In [1]:
import pandas
import numpy as np

In [2]:
SEED = 12345

## Dataset

We rely on a ground-truth dataset provided by Golzadeh et al. The dataset contains around 5,000 accounts that were manually identified as bots or humans by three raters. The rating application displayed the most recent comments made by each account, and a decision had to be made based on these comments. By default, and if there are enough comments, the 20 most recent ones are displayed. 

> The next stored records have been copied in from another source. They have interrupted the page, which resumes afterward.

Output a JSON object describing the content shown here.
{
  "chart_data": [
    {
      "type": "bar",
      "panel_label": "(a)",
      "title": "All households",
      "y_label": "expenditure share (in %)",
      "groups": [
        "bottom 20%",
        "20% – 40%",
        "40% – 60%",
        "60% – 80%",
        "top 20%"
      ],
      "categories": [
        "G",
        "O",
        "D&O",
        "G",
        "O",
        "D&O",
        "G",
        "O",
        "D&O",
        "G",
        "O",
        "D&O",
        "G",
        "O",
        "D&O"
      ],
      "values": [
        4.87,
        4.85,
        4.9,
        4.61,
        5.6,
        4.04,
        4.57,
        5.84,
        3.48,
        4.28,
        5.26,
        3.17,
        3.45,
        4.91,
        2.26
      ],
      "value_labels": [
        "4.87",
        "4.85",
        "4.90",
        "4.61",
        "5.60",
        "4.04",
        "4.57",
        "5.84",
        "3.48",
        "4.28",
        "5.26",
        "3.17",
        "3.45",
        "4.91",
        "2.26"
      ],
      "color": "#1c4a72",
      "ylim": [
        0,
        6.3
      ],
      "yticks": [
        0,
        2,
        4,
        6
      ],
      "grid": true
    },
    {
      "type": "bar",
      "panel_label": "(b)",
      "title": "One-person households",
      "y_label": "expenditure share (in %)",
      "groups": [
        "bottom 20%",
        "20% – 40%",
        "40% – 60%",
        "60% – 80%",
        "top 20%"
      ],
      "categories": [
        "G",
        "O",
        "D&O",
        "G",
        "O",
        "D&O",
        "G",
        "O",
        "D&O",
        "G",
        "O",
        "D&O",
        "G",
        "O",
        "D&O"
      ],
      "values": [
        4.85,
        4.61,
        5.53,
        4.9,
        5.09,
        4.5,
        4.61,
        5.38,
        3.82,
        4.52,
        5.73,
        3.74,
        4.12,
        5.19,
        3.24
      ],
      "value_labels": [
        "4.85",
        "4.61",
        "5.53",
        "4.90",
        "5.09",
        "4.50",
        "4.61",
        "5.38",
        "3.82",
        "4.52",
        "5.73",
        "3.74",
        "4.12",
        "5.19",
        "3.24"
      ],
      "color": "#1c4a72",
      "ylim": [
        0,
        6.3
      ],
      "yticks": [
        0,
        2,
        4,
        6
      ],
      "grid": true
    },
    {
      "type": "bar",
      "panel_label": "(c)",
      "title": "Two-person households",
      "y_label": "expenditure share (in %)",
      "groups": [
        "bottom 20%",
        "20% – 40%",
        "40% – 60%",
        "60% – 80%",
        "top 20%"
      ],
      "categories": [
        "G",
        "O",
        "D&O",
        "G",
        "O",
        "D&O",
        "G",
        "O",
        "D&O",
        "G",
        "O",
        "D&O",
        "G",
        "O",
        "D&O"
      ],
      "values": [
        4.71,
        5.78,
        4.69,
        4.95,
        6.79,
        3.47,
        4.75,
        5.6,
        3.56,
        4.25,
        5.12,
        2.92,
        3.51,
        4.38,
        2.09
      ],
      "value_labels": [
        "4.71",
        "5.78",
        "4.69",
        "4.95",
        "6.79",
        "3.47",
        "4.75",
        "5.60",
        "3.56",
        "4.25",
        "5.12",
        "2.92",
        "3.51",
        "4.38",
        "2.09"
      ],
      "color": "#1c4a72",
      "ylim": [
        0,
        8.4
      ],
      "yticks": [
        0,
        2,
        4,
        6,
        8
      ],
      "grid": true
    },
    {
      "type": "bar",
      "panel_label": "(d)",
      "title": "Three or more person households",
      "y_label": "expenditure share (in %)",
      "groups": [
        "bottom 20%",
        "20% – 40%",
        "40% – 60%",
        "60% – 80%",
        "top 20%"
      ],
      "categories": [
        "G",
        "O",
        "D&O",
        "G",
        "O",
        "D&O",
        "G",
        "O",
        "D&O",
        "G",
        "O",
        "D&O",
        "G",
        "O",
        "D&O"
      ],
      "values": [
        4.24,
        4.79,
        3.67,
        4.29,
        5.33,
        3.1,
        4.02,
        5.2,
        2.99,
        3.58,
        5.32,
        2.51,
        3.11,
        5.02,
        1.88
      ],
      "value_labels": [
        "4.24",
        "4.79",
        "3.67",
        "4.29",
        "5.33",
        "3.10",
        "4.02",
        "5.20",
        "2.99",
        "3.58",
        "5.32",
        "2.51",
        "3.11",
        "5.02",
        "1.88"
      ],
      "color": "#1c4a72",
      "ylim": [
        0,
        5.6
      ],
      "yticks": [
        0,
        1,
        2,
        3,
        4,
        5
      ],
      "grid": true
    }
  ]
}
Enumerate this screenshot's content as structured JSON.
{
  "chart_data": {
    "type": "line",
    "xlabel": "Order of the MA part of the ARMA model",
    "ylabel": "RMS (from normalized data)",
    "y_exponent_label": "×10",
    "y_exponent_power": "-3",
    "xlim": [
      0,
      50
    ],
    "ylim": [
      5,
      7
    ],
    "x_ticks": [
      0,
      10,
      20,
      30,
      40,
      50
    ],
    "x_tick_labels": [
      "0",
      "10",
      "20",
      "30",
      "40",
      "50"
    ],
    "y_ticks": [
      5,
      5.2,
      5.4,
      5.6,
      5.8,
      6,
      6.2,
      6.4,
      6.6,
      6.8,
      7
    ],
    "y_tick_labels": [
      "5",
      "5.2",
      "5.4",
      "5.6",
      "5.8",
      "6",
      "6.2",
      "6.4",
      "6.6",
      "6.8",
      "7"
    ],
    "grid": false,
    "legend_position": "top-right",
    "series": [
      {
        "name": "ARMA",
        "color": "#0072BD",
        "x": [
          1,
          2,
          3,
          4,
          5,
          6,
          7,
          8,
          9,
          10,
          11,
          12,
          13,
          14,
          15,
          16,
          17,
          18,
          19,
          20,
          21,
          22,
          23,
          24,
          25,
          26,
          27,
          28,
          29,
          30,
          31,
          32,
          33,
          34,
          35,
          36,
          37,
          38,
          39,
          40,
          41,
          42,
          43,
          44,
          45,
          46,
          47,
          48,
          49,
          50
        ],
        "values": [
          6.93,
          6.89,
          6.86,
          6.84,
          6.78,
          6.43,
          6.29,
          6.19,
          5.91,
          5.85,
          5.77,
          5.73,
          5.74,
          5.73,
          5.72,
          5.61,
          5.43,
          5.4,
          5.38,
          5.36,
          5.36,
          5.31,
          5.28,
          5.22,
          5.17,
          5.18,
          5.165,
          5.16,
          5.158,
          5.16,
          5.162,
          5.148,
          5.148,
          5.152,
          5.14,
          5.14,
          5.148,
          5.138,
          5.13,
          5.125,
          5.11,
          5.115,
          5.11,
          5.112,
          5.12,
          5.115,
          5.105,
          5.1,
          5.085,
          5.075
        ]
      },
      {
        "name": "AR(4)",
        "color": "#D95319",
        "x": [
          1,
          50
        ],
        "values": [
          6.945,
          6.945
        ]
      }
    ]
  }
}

In their work, a label (bot or human) is attributed to each account based on these comments. Since our goal is to work at the granularity of the comments and not of the accounts, we asked them to send, for accounts that have at least 20 comments, the ones that were displayed to the raters. The idea is that since these comments were the basis to made a decision about these accounts, it is very likely that the comments belonging to a bot (resp. to a human) were made by a bot (resp. by a human).

In [5]:
df = (
    pandas.read_csv('../data-raw/comments.csv.gz')
)

In [6]:
df.sample(n=10, random_state=SEED)

Unnamed: 0,commenter,comment,label
18401,b'wYeBGdDRbOzwxtkFiKTPeg==',Testing:\r\n- `npm run test-e2e`: passed\r\n- ...,Human
10684,b'ryMz7+sTtRIpb4Gcvm5llw==',"For the latest 1.6 release, I merged a few ver...",Human
6964,b'MSuTYRBQJS0vUYVvktWfXQ==',GitHub reverse integration Pull Request for co...,Bot
9206,b'Kvb12/QOb5z1r/z1gmG5fQ==',@pbteja1998 Hello from Gitcoin Core - are you ...,Bot
4661,b'7DgHJyohvrYD6EgXaCS7Ug==',**Build failed**\n[Swift Test OS X Platform](h...,Bot
3487,b'c+RTfnO9yWMJsuqS8tNiEw==',This pull request is not suitable for automati...,Bot
1672,b'vGW+/s2flqimoAvtAIKsMQ==',Closing obsolete PR.,Bot
5107,b'wW7Bo+Sq0Nf7aLBGuNvGtA==',Test live: https://calypso.live/?branch=add/co...,Bot
17936,b'L1cD+/A284M3kcu9j+ToXw==',"### Issue Description\r\n\r\nHi there, I'm get...",Human
6723,b'Me7LHfdo+lkhHQZRaKK3hQ==',\n<!--\n 0 failure: \n 3 warning: Please ad...,Bot


In [7]:
df = (
    df
    .assign(training=lambda d: d['commenter'].isin(
        df
        # Group per class
        .groupby('label', as_index=False, sort=False)
        .apply(lambda g: 
            g
            .drop_duplicates('commenter')
            .sample(frac=0.5, random_state=SEED)
            .commenter
        )
    ))
)

In [9]:
(
    df
    .groupby(['label'])
    .agg({'comment':'count','commenter':'nunique'})
)

Unnamed: 0_level_0,comment,commenter
label,Unnamed: 1_level_1,Unnamed: 2_level_1
Bot,9641,519
Human,9641,4090


In [10]:
df['label'] = (df['label'] == 'Bot').astype(int)

In [12]:
df[df.training].to_csv('../data/df_training.csv.gz',index=False)
df[~df.training].to_csv('../data/df_test.csv.gz',index=False)